Restrictions :Remittances directly or indirectly to countries identified by the Financial Action Task Force (FATF) as “non- cooperative countries and territories”, from time to time; and remittances directly or indirectly to those individuals and entities identified as posing significant risk of committing acts of terrorism as advised separately by the Reserve Bank to the banks are not permissible.

The individual will have to designate a branch of an AD through which all the capital account remittances under the Scheme will be made. The applicants should have maintained the bank account with the bank for a minimum period of one year prior to the remittance.

For remittances pertaining to permissible current account transactions, if the applicant seeking to make the remittance is a new customer of the bank, Authorised Dealers should carry out due diligence on the opening, operation and maintenance of the account. Further, the AD should obtain bank statement for the previous year from the applicant to satisfy themselves regarding the source of funds.
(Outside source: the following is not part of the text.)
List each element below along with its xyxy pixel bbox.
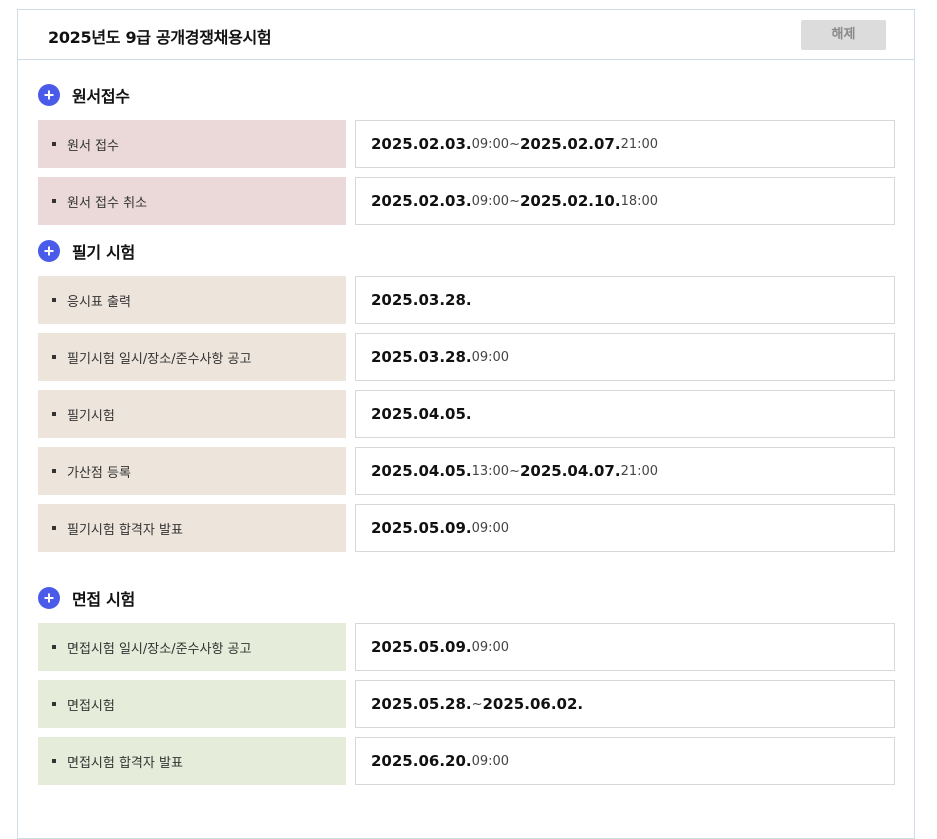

If such a bank statement is not available, copies of the latest Income Tax Assessment Order or Return filed by the applicant may be obtained. He has to furnish Form A-2 regarding the purpose of the remittance and declare that the funds belong to him and will not be used for purposes prohibited or regulated under the Scheme.
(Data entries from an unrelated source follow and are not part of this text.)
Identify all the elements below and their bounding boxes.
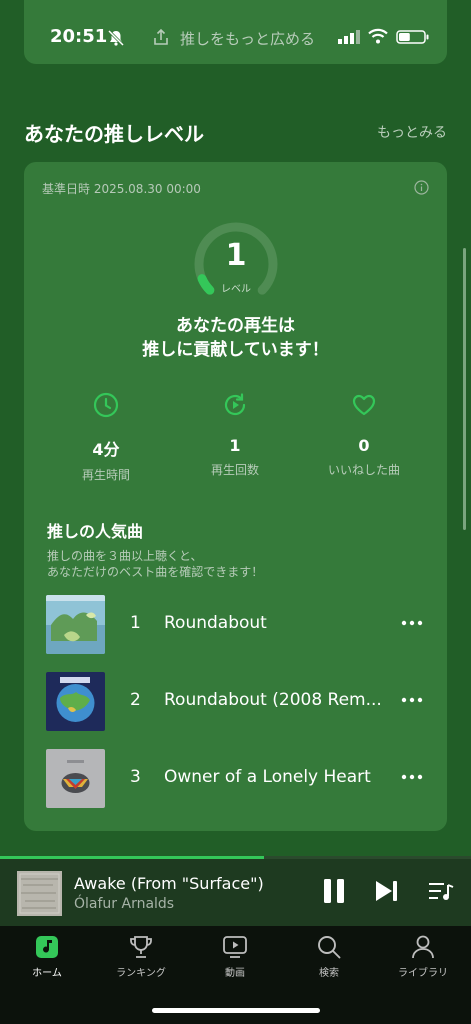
level-gauge: 1 レベル bbox=[194, 222, 278, 306]
stat-value: 0 bbox=[358, 436, 370, 455]
tab-search[interactable]: 検索 bbox=[282, 934, 376, 979]
tab-home[interactable]: ホーム bbox=[0, 934, 94, 979]
base-date: 基準日時 2025.08.30 00:00 bbox=[42, 182, 201, 196]
tab-label: 検索 bbox=[319, 968, 339, 979]
stat-value: 4分 bbox=[92, 440, 120, 459]
tab-library[interactable]: ライブラリ bbox=[376, 934, 470, 979]
tab-video[interactable]: 動画 bbox=[188, 934, 282, 979]
stat-label: 再生回数 bbox=[210, 463, 259, 477]
contribution-headline: あなたの再生は 推しに貢献しています！ bbox=[24, 314, 447, 362]
oshi-level-card: 基準日時 2025.08.30 00:00 1 レベル あなたの再生は 推しに貢… bbox=[24, 162, 447, 831]
album-art-image bbox=[46, 672, 105, 731]
tab-label: ライブラリ bbox=[398, 968, 448, 979]
battery-icon bbox=[396, 30, 429, 44]
track-rank: 3 bbox=[130, 767, 141, 787]
more-link[interactable]: もっとみる bbox=[377, 122, 447, 142]
headline-line-1: あなたの再生は bbox=[176, 316, 295, 336]
album-art bbox=[46, 595, 105, 654]
next-track-icon[interactable] bbox=[374, 879, 400, 903]
track-title: Owner of a Lonely Heart bbox=[164, 767, 371, 787]
tab-label: ホーム bbox=[32, 968, 62, 979]
stat-liked-songs: 0 いいねした曲 bbox=[304, 392, 424, 478]
wifi-icon bbox=[368, 28, 388, 44]
pause-icon[interactable] bbox=[322, 878, 346, 904]
track-row[interactable]: 1 Roundabout bbox=[46, 595, 431, 655]
stat-play-count: 1 再生回数 bbox=[175, 392, 295, 478]
headline-line-2: 推しに貢献しています！ bbox=[142, 340, 329, 360]
share-icon[interactable] bbox=[152, 28, 170, 46]
tab-ranking[interactable]: ランキング bbox=[94, 934, 188, 979]
now-playing-art-image bbox=[17, 871, 62, 916]
now-playing-title: Awake (From "Surface") bbox=[74, 874, 264, 893]
stat-label: いいねした曲 bbox=[327, 463, 400, 477]
track-row[interactable]: 3 Owner of a Lonely Heart bbox=[46, 749, 431, 809]
video-icon bbox=[223, 936, 247, 958]
queue-icon[interactable] bbox=[428, 879, 454, 903]
search-icon bbox=[318, 936, 341, 959]
heart-icon bbox=[352, 394, 376, 416]
more-options-icon[interactable] bbox=[400, 688, 424, 712]
album-art-image bbox=[46, 749, 105, 808]
person-icon bbox=[412, 935, 434, 959]
info-icon[interactable] bbox=[414, 180, 429, 195]
home-music-icon bbox=[36, 936, 58, 958]
mini-player[interactable]: Awake (From "Surface") Ólafur Arnalds bbox=[0, 856, 471, 926]
tab-label: 動画 bbox=[225, 968, 245, 979]
popular-songs-note: 推しの曲を３曲以上聴くと、 あなただけのベスト曲を確認できます！ bbox=[47, 548, 263, 580]
popular-songs-title: 推しの人気曲 bbox=[47, 522, 144, 541]
level-unit: レベル bbox=[221, 284, 251, 295]
track-title: Roundabout bbox=[164, 613, 267, 633]
trophy-icon bbox=[130, 936, 152, 958]
stat-label: 再生時間 bbox=[81, 468, 130, 482]
album-art bbox=[46, 672, 105, 731]
now-playing-artist: Ólafur Arnalds bbox=[74, 896, 175, 912]
status-card: 20:51 推しをもっと広める bbox=[24, 0, 447, 64]
track-row[interactable]: 2 Roundabout (2008 Rem... bbox=[46, 672, 431, 732]
playback-progress-track bbox=[0, 856, 471, 859]
stat-play-time: 4分 再生時間 bbox=[46, 392, 166, 483]
section-title: あなたの推しレベル bbox=[24, 122, 204, 146]
home-indicator bbox=[152, 1008, 320, 1013]
scrollbar[interactable] bbox=[463, 248, 466, 530]
popular-note-line-2: あなただけのベスト曲を確認できます！ bbox=[47, 565, 264, 579]
bell-muted-icon bbox=[107, 29, 125, 47]
track-rank: 1 bbox=[130, 613, 141, 633]
tab-label: ランキング bbox=[116, 968, 166, 979]
share-label[interactable]: 推しをもっと広める bbox=[180, 28, 315, 49]
clock-icon bbox=[93, 392, 119, 418]
track-title: Roundabout (2008 Rem... bbox=[164, 690, 382, 710]
playback-progress-fill bbox=[0, 856, 264, 859]
replay-icon bbox=[224, 393, 246, 416]
album-art bbox=[46, 749, 105, 808]
stat-value: 1 bbox=[229, 436, 241, 455]
status-time: 20:51 bbox=[50, 26, 108, 47]
popular-note-line-1: 推しの曲を３曲以上聴くと、 bbox=[47, 549, 203, 563]
album-art-image bbox=[46, 595, 105, 654]
more-options-icon[interactable] bbox=[400, 765, 424, 789]
cellular-signal-icon bbox=[338, 30, 360, 44]
track-rank: 2 bbox=[130, 690, 141, 710]
more-options-icon[interactable] bbox=[400, 611, 424, 635]
now-playing-art bbox=[17, 871, 62, 916]
level-value: 1 bbox=[225, 238, 247, 273]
Permissible Currency :The remittances can be made in any freely convertible foreign currency.
Clarification on remittance by sole proprietor under LRS.In a sole proprietorship business, there is no legal distinction between the individual / owner and as such the owner of the business can remit USD up to the permissible limit under LRS. If a sole proprietorship firm intends to remit the money under LRS by debiting its current account then the eligibility of the proprietor in his individual capacity has to be reckoned. Hence, if an individual in his own capacity remits USD 250,000 in a financial year under LRS, he cannot remit another USD 250,000 in the capacity of owner of the sole proprietorship business as there is no legal distinction.
Prior approval is not required to open, maintain and hold foreign currency account with a bank outside India for making remittances under the LRS?